As to the composition, it bears a striking and whimsical resemblance to a funeral sermon, not only in the pathetick prayer with which it concludes, but in the style and tenour of the whole performance. It is piteously doleful, nodding every now and then towards dullness; well stored with pious frauds, and, like most discourses of the sort, much better calculated for the private advantage of the preacher than the edification of the hearers.

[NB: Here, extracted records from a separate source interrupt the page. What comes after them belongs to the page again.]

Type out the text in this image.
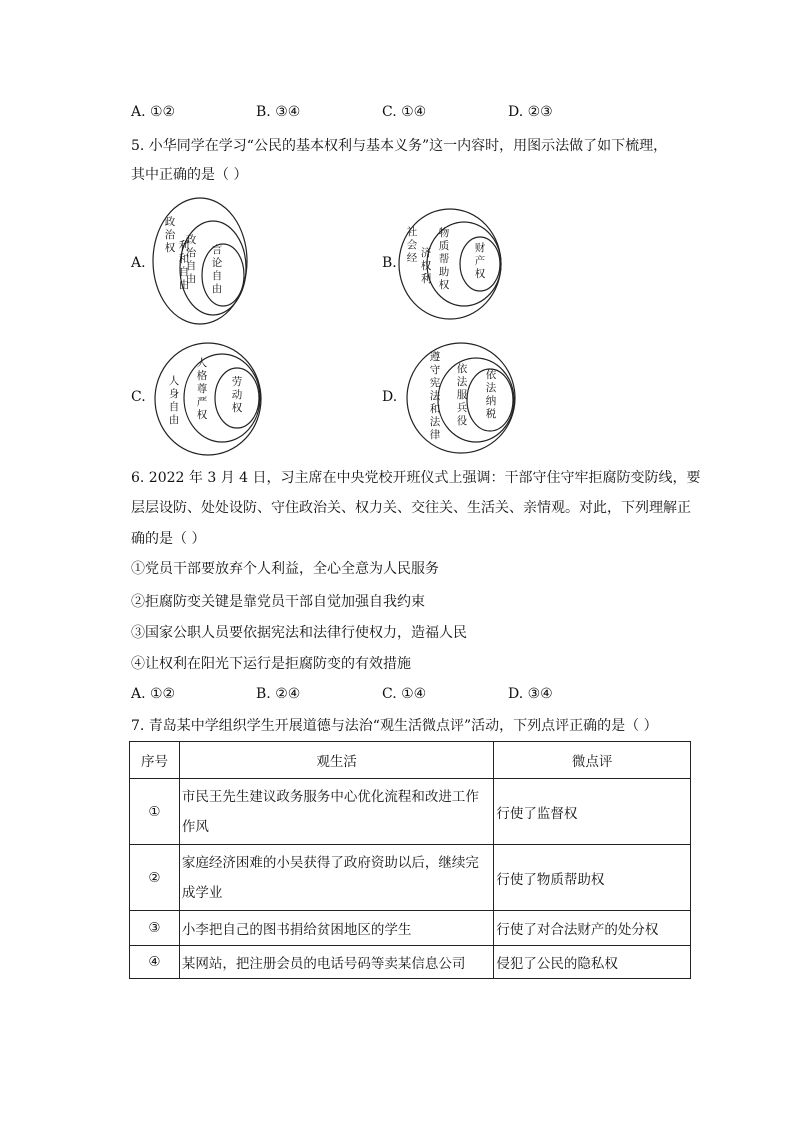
A. ①②	B. ③④	C. ①④	D. ②③
5. 小华同学在学习“公民的基本权利与基本义务”这一内容时，用图示法做了如下梳理，
其中正确的是（ ）
A.	B.
C.	D.
政
治
权 利
和
自
由
政
治
自
由
言
论
自
由
社
会
经 济
权
利
物
质
帮
助
权
财
产
权
人
身
自
由
人
格
尊
严
权
劳
动
权
遵
守
宪
法
和
法
律
依
法
服
兵
役
依
法
纳
税
6. 2022 年 3 月 4 日，习主席在中央党校开班仪式上强调：干部守住守牢拒腐防变防线，要
层层设防、处处设防、守住政治关、权力关、交往关、生活关、亲情观。对此，下列理解正
确的是（ ）
①党员干部要放弃个人利益，全心全意为人民服务
②拒腐防变关键是靠党员干部自觉加强自我约束
③国家公职人员要依据宪法和法律行使权力，造福人民
④让权利在阳光下运行是拒腐防变的有效措施
A. ①②	B. ②④	C. ①④	D. ③④
7. 青岛某中学组织学生开展道德与法治“观生活微点评”活动，下列点评正确的是（ ）
序号	观生活	微点评
①	市民王先生建议政务服务中心优化流程和改进工作作风	行使了监督权
②	家庭经济困难的小吴获得了政府资助以后，继续完成学业	行使了物质帮助权
③	小李把自己的图书捐给贫困地区的学生	行使了对合法财产的处分权
④	某网站，把注册会员的电话号码等卖某信息公司	侵犯了公民的隐私权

The author has indeed so involved his subject, that it is frequently far from being easy to comprehend his meaning. It is happy for the publick that it is never difficult to fathom his design. The apparent intention of this author is to draw the most aggravated, hideous, and deformed picture of the state of this country, which his querulous eloquence, aided by the arbitrary dominion he assumes over fact, is capable of exhibiting. Had he attributed our misfortunes to their true cause, the injudicious tampering of bold, improvident, and visionary ministers at one period, or to their supine negligence and traitorous dissensions at another, the complaint had been just, and might have been useful. But far the greater and much the worst part of the state which he exhibits is owing, according to his representation, not to accidental and extrinsick mischiefs attendant on the nation, but to its radical weakness and constitutional distempers. All this however is not without purpose. The author is in hopes, that, when we are fallen into a fanatical terrour for the national salvation, we shall then be ready to throw ourselves, in a sort of precipitate trust, some strange disposition of the mind jumbled up of presumption and despair, into the hands of the most pretending and forward undertaker. One such undertaker at least he has in readiness for our service. But let me assure this generous person, that however he may succeed in exciting our fears for the publick danger, he will find it hard indeed to engage us to place any confidence in the system he proposes for our security.